# JNDI-lookup.. dasselbe Objekt oder Kopie?



## JanHH (15. Jan 2011)

Hallo,

aus aktuellem Anlasse gerade.. wenn man ein Objekt irgendwo im JNDI-Kontext ablegt, und woanders per lookup wieder drauf zugreift, bekommt man dann dasselbe Objekt, welches man vorher abgelegt hat, oder eine identische Kopie des Objektes (aber halt ein ANDERES Objekt)? Mir scheint letzteres der Fall zu sein.. brauche aber identische Objekte in meiner Anwendung!

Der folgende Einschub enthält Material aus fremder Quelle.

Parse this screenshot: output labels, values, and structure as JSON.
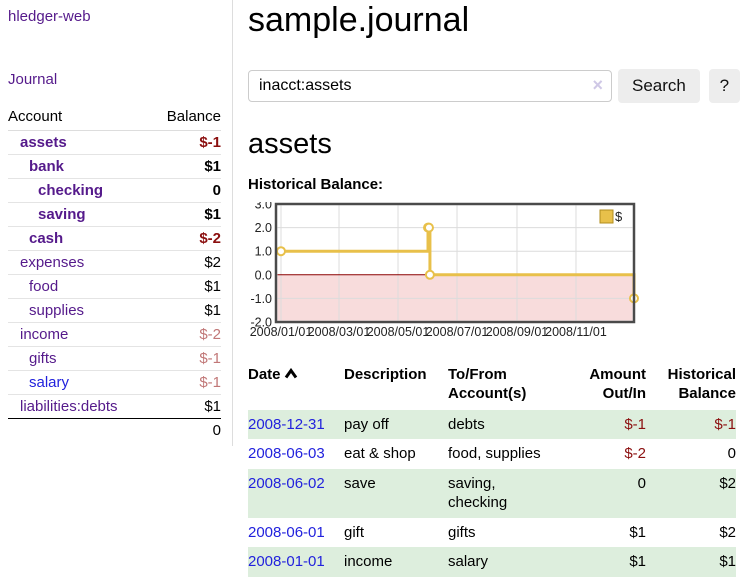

Weiss jemand Rat oder zumindest eindeutige Klärung?

Gruß+Danke
Jan


----------



## Hexerei123 (15. Jan 2011)

Hi,
kannst du die Objekt Bezeichnung mit toString abfragen ?
Wenn ja lies sie einfach aus bevor du das Objekt im Kontext ablegst und wenn du es wieder holst.
Diese Werte kannst du dann vergleichen.

Ich glaube aber nicht, dass eine Kopie angefertigt wird. Ich bin mir aber auch nicht sicher schreib mal ob es funktioniert hat mit dem Vergleich und was dabei raus kam.

Cya
Hexerei123


----------



## JanHH (16. Jan 2011)

Habs ja getestet.. wenn man die Objekte jeweils mit toString() printet, haben sie einen unterschiedlichen hash-Wert. Ausserdem hab ich dem Objekt einen String als member-Variable verpasst, zum Testen, und wenn man den bei der einen Instanz ändert, bleibt die andere Instanz trotzdem so wie sie vorher war. Es handelt sich um zwei unabhängige Objekte.

Hab allerdings mittlerweile gehört, dass man das einstellen kann, irgendwie, irgendwo.. nur wie?


----------